Au sein de Strategir, c’est une équipe pluri-disciplinaire qui a pris en charge l’expérimentation. Les services Recherche & Développement, Terrain et Etudes ont été impliqués dans la mise en place du terrain, le choix des traitements statistiques et l’analyse des résultats. Au total, outre la R&D plusieurs autres équipes ont été associées au projet :

- l’équipe terrain allemande pour accompagner l’agence de terrain allemande sur le bon déroulé des enquêtes,
- l’équipe terrain international,
- l’équipe études France avec un chef de projets étude expérimenté en sniff test et expert de la catégorie lessive,
- 2 responsables traitement de données pour mener à bien les différentes analyses statistiques
- l’équipe images virtuelles, avec le Directeur du département Image & Technology qui a travaillé personnellement sur le développement technique de l’environnement virtuel.

Au sein de Firmenich, la Directrice Globale CI Laundry Detergents a piloté le projet et managé la relation avec les équipes Firmenich à Paris pour la mise en place et le traitement statistique, et avec les équipes allemandes pour le choix de l’environnement.
Cette étude quantitative s’est déroulée de fin février à début mars 2017.

Innovation

Le caractère innovant du projet repose sur l’usage de la réalité virtuelle 360° pour immerger les répondants dans un univers approprié et donc optimiser la qualité des réponses. La validation de la pertinence et de l’efficacité a été effectuée dans le cadre d’un sniff test dont l’objectif a consisté à screener différents parfums.

Le développement de l’immersion virtuelle à 360° relève d’un certain paradoxe. Elle s’appuie, en effet, sur des éléments virtuels qui n’existent donc pas mais qui, une fois assemblés et adaptés à la vision 360°, deviennent ultra-réalistes. Nous n’avons ainsi pas eu besoin d’aller en Allemagne effectuer des photos de celliers. Nous avons développé l’image virtuelle à partir de nos bureaux basés à Bordeaux en utilisant des objets 3D et la réalité virtuelle 360°. Ceci requiert bien sûr une réelle technicité des équipes Images & Technologie pour que le rendu soit le plus réaliste possible.

Au final, le résultat pour la personne qui est immergée dans l’environnement virtuel est d’être littéralement téléportée dans un cellier avec du linge humide qui est en train d’être étendu sur un séchoir.

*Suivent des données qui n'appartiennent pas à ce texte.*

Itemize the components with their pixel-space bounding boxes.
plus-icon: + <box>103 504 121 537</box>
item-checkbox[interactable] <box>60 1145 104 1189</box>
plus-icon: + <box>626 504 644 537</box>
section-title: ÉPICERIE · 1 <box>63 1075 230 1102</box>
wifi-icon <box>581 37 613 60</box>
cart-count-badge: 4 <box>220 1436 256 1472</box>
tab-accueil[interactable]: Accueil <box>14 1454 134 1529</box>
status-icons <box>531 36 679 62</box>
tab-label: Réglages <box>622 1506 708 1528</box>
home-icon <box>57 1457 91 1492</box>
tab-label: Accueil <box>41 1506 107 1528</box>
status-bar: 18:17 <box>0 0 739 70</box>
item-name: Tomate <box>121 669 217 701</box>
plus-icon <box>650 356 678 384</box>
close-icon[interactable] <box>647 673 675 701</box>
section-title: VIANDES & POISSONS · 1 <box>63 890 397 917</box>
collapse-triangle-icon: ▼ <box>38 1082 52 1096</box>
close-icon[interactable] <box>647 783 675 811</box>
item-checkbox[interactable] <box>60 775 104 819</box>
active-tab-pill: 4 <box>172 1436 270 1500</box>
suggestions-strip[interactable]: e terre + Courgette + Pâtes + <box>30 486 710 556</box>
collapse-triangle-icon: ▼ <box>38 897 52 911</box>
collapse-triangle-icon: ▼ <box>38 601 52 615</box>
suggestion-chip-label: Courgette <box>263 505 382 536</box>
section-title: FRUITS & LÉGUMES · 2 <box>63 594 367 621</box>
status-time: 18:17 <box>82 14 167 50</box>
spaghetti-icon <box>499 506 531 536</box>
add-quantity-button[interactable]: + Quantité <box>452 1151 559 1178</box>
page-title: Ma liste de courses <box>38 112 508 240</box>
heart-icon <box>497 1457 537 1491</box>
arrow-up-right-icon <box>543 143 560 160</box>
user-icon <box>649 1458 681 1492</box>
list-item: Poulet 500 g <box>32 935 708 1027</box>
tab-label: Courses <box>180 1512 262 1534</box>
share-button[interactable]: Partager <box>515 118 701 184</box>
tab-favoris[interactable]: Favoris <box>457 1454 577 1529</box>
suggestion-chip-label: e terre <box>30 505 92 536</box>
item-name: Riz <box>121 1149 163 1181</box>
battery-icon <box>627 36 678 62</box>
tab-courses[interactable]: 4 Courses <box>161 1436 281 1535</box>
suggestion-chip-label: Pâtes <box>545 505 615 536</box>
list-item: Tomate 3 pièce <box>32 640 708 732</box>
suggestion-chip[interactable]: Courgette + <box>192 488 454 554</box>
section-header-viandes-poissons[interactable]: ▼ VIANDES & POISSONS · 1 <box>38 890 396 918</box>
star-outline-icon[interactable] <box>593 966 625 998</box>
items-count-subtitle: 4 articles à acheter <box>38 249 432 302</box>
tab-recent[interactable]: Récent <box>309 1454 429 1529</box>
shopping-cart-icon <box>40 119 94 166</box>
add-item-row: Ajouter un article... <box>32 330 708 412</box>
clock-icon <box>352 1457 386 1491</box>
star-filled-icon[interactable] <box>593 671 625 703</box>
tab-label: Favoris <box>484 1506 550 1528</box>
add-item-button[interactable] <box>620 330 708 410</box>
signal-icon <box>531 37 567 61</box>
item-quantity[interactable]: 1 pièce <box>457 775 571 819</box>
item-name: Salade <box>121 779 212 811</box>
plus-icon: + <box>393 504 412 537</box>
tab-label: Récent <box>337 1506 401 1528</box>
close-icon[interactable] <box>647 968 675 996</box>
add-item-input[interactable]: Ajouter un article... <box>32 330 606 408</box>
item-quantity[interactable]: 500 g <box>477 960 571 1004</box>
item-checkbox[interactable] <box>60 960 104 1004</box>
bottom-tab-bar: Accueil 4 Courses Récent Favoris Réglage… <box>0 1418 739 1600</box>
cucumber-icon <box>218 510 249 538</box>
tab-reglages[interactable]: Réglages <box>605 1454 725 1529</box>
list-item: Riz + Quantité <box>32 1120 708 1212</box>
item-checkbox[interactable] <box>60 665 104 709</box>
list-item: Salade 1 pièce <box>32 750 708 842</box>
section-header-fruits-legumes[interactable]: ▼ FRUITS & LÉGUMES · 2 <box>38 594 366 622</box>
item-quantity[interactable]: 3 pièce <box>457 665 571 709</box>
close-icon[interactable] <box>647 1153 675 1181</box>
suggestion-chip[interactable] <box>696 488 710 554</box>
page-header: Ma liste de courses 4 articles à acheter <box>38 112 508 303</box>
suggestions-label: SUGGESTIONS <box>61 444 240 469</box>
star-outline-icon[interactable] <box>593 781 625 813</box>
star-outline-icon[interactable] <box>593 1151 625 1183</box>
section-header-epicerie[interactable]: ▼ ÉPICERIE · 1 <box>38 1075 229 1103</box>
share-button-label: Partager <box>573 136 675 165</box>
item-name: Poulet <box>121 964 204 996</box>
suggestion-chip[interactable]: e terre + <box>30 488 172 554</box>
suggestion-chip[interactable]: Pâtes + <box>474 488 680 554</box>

Cette immersion virtuelle a eu 3 effets positifs au niveau des répondants :

- Ils ont été téléportés de la salle d’enquête à un cellier et se sont retrouvés comme à la maison, en train d’étendre leur linge. La situation était totalement réaliste pour eux.
- Ils sont restés connectés à la catégorie de produits tout au long de l’interview, ce qui a eu comme avantage que les réponses étaient données dans le cadre d’un parfum lessive. Ceci représente un atout considérable par rapport au protocole standard car les répondants peuvent aimer un parfum dans l’absolu en oubliant qu’il s’agit de donner une réponse concernant un parfum pour une lessive.
- Etant en quelque sorte « visuellement enfermés » dans le casque, les répondants ne pouvaient pas être distraits par des perturbations extérieures. Ils étaient donc très concentrés sur leur tâche : sentir et évaluer chaque parfum pour une lessive.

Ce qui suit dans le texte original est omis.